Economie des industries culturelles

Economie des industries culturelles

Économie des industries culturelles

Le terme industrie culturelle désigne l'ensemble des entreprises produisant selon des méthodes industrielles des biens dont l'essentiel de la valeur tient dans leur contenu symbolique : livre, musique, cinéma, télévision, radio, jeux vidéo. Il traduit l'anglais cultural industries.

Sommaire

Délimitation

La délimitation du champ des industries culturelles pose les mêmes problèmes que celui de la culture elle-même. Le termes industries exclut toutefois les beaux-arts et l'architecture ainsi que les spectacles vivants pour ne retenir que les biens faisant l'objet de processus de production industriel permettant la reproduction à partir d'un prototype. Ainsi, le cœur des industries culturelles est formé des entreprises d'édition (livres, presse, phonogrammes, multimédias) et de production, de films (cinématoqgraphique) ou de contenus audiovisuels (ces derniers étant destinés aux diffuseurs télévision).
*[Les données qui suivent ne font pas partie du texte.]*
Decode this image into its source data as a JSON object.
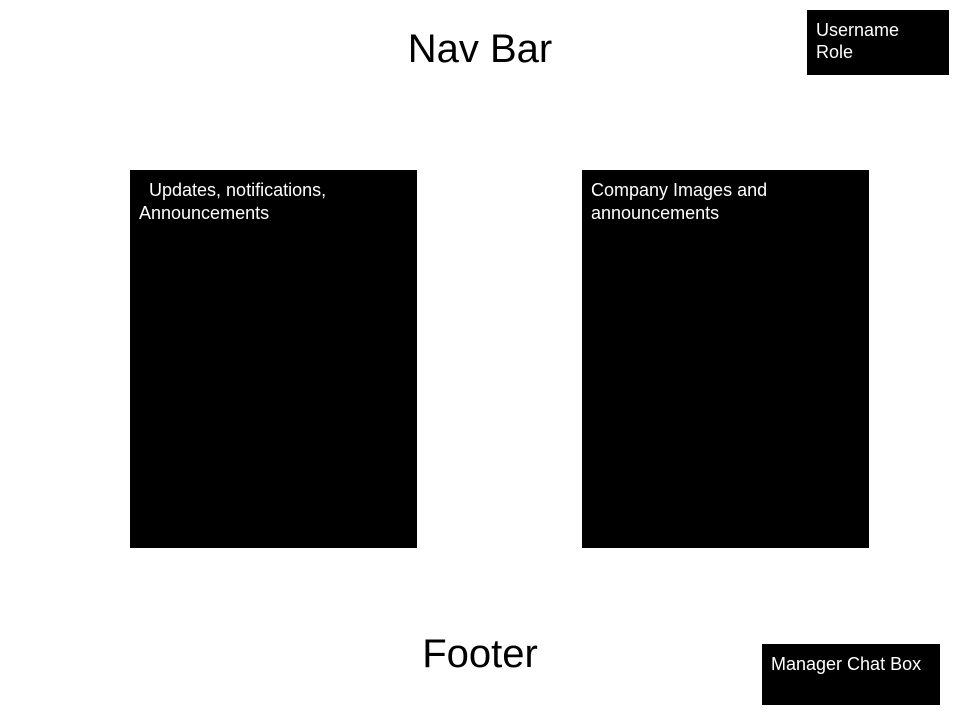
{
  "nav": {
    "title": "Nav Bar"
  },
  "user_box": {
    "username": "Username",
    "role": "Role"
  },
  "panels": {
    "left": {
      "line1": "Updates, notifications,",
      "line2": "Announcements"
    },
    "right": {
      "line1": "Company Images and",
      "line2": "announcements"
    }
  },
  "footer": {
    "title": "Footer"
  },
  "chat_box": {
    "label": "Manager Chat Box"
  },
  "colors": {
    "box_fill": "#000000",
    "box_text": "#ffffff",
    "background": "#ffffff"
  }
}
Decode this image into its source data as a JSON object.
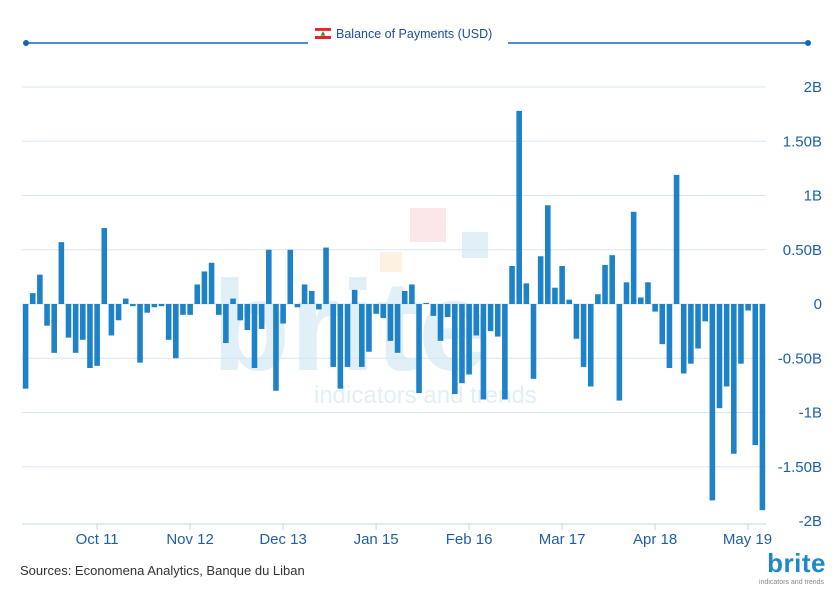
{
  "header": {
    "title": "Balance of Payments (USD)"
  },
  "watermark": {
    "brand": "brite",
    "tagline": "indicators and trends"
  },
  "footer": {
    "sources": "Sources: Economena Analytics, Banque du Liban",
    "brand": "brite",
    "tagline": "indicators and trends"
  },
  "colors": {
    "bar": "#1e82c8",
    "axis_text": "#1f5fa8",
    "line": "#1565c0",
    "grid": "#d8e6f3"
  },
  "chart_data": {
    "type": "bar",
    "title": "Balance of Payments (USD)",
    "xlabel": "",
    "ylabel": "",
    "y_axis_side": "right",
    "ylim": [
      -2000000000,
      2000000000
    ],
    "grid": true,
    "yticks": [
      {
        "value": 2000000000,
        "label": "2B"
      },
      {
        "value": 1500000000,
        "label": "1.50B"
      },
      {
        "value": 1000000000,
        "label": "1B"
      },
      {
        "value": 500000000,
        "label": "0.50B"
      },
      {
        "value": 0,
        "label": "0"
      },
      {
        "value": -500000000,
        "label": "-0.50B"
      },
      {
        "value": -1000000000,
        "label": "-1B"
      },
      {
        "value": -1500000000,
        "label": "-1.50B"
      },
      {
        "value": -2000000000,
        "label": "-2B"
      }
    ],
    "xticks": [
      {
        "index": 10,
        "label": "Oct 11"
      },
      {
        "index": 23,
        "label": "Nov 12"
      },
      {
        "index": 36,
        "label": "Dec 13"
      },
      {
        "index": 49,
        "label": "Jan 15"
      },
      {
        "index": 62,
        "label": "Feb 16"
      },
      {
        "index": 75,
        "label": "Mar 17"
      },
      {
        "index": 88,
        "label": "Apr 18"
      },
      {
        "index": 101,
        "label": "May 19"
      }
    ],
    "series": [
      {
        "values": [
          -780000000,
          100000000,
          270000000,
          -200000000,
          -450000000,
          570000000,
          -310000000,
          -450000000,
          -330000000,
          -590000000,
          -570000000,
          700000000,
          -290000000,
          -150000000,
          50000000,
          -20000000,
          -540000000,
          -80000000,
          -30000000,
          -20000000,
          -330000000,
          -500000000,
          -100000000,
          -100000000,
          180000000,
          300000000,
          380000000,
          -100000000,
          -360000000,
          50000000,
          -150000000,
          -240000000,
          -590000000,
          -230000000,
          500000000,
          -800000000,
          -180000000,
          500000000,
          -30000000,
          180000000,
          120000000,
          -50000000,
          520000000,
          -580000000,
          -780000000,
          -580000000,
          130000000,
          -580000000,
          -440000000,
          -90000000,
          -130000000,
          -340000000,
          -450000000,
          120000000,
          180000000,
          -820000000,
          10000000,
          -110000000,
          -340000000,
          -120000000,
          -830000000,
          -730000000,
          -650000000,
          -290000000,
          -880000000,
          -250000000,
          -300000000,
          -880000000,
          350000000,
          1780000000,
          190000000,
          -690000000,
          440000000,
          910000000,
          150000000,
          350000000,
          40000000,
          -320000000,
          -580000000,
          -760000000,
          90000000,
          360000000,
          450000000,
          -890000000,
          200000000,
          850000000,
          60000000,
          200000000,
          -70000000,
          -370000000,
          -590000000,
          1190000000,
          -640000000,
          -550000000,
          -410000000,
          -160000000,
          -1810000000,
          -960000000,
          -760000000,
          -1380000000,
          -550000000,
          -60000000,
          -1300000000,
          -1900000000
        ]
      }
    ]
  }
}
Cependant, les logiques à l'œuvre dans ces secteurs ne sont pas très différentes de celles prévalant dans l'édition de jeux vidéos ou de la haute couture, la différence essentielle étant le statut du créateur original: les techniciens (infographiste, couturier), par exemple, ne jouissent pas du statut social de l'artiste, de l'écrivain ou du sculpteur.

Structure industrielle : un oligopole à frange

La plupart des marchés, tant par type de produit que par pays, sont structurés en oligopole : quelques grandes entreprises multinationales ou multi-secteurs (souvent les deux), autour desquelles gravitent un nombre très important de petites, en grande majorité très petites entreprises. Cette structure d'oligopole à frange repose sur l'importance des effets d'échelle que sont les réseaux de distribution et la diversification des risques face à un succès incertain, facteur favorisant la concentration des groupes oligopolistiques, ainsi que sur la faiblesse des barrières à l'entrée (éditer un livre ou un disque est à portée d'un particulier) qui autorisent la création de petites entreprises fondées sur un seul titre.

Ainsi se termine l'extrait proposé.